Obediente, Bird se inclinó hacia la incubadora más cercana y descubrió a un bebé tan pequeño como un pollo desplumado, con una piel extraña, cuarteada y llena de manchas oscuras. El bebé estaba desnudo, una bolsa de vinilo encerraba su pene como una crisálida y el cordón umbilical estaba envuelto en gasa. Como los enanos de los cuentos de hadas ilustrados, le devolvió la mirada a Bird con una expresión prudente similar a la de un anciano, como si él también participara en el juego de la enfermera. Aunque no se trataba de su bebé, la apariencia de viejo tranquilo que se consume sin rechistar le inspiró a Bird un sentimiento de camaradería. Luego se enderezó y se dio la vuelta hacia las enfermeras, como diciéndoles que no estaba dispuesto a continuar con el jueguecito. Los reflejos y la disposición de las incubadoras impedían ver en el interior de las otras cuatro.

– ¿Todavía no lo ha adivinado? Es la incubadora que está al fondo, junto a la ventana. La acercaré para que pueda ver al bebé.

Bird se enfureció. Pero entonces comprendió que el juego era una especie de ritual iniciático en la unidad de cuidados intensivos pues, ante esta señal de la enfermera, los demás médicos y enfermeras volvieron a sus cosas y conversaciones.

Observó con paciencia la incubadora que le habían indicado. Desde que había entrado en la sala se encontraba bajo la influencia de esta enfermera, y poco a poco iba perdiendo su resentimiento y la necesidad de resistirse. Ahora se sentía débil y resignado, incluso podría haber estado con tiras de gasa como los bebés que lloraban al unísono. Bird suspiró, se secó las manos sudorosas y luego la frente, los ojos y las mejillas. Se presionó los párpados con los dedos y saltaron llamas negruzcas, tuvo la sensación de que se despeñaba a un abismo, se tambaleó…

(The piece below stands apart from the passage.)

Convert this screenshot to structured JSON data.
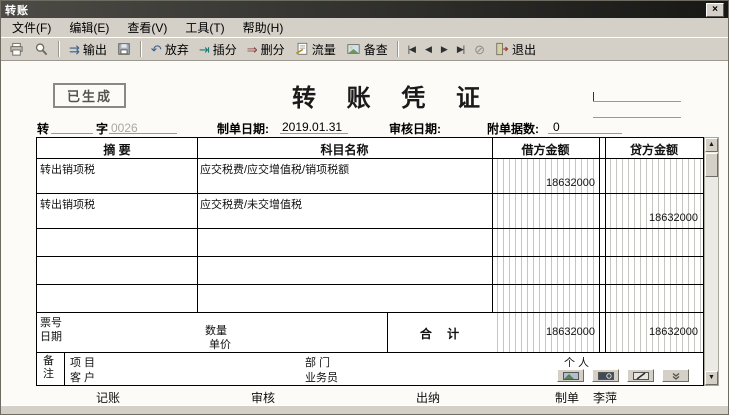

Cuando abrió los ojos, la enfermera ya estaba del otro lado del cristal y le acercaba la incubadora. Bird se animó, se puso tenso y apretó los puños. Entonces vio al bebé. Ya no tenía la cabeza vendada como Apollinaire. A diferencia de los demás bebés, tenía la piel tan roja como un langostino hervido y con un extraño aspecto lustroso. El rostro le resplandecía como recubierto por tejido nuevo procedente de una quemadura recién sanada. Considerando el modo en que tenía cerrados los ojos, parecía como si soportara una gran incomodidad, sin duda originada por el bulto que sobresalía de la parte posterior del cráneo como otra cabeza roja. Seguro que producía una sensación de pesadez, de molestia, como un ancla sujeta a la cabeza. ¡Esa cabeza larga y afilada, modelada por el útero! Machacaba dentro de Bird las aristas del shock con más brutalidad que el propio bulto, y le producía una náusea espantosa que afectaba su existencia de manera fundamental. Para la enfermera que observaba sus reacciones, Bird hizo un gesto con la cabeza como diciendo «¡Ya estoy harto!» o algo que ella no podía comprender. El bebé ya no estaba al borde de la muerte, ¿crecería con su bulto craneal? El bebé seguía vivo y oprimía a Bird, incluso comenzaba a atacarle. Envuelto en esa piel roja de langostino, el bebé comenzaba a vivir ferozmente con un ancla a rastras en el cráneo. ¿Una existencia vegetativa? Quizá. Un cactus mortal.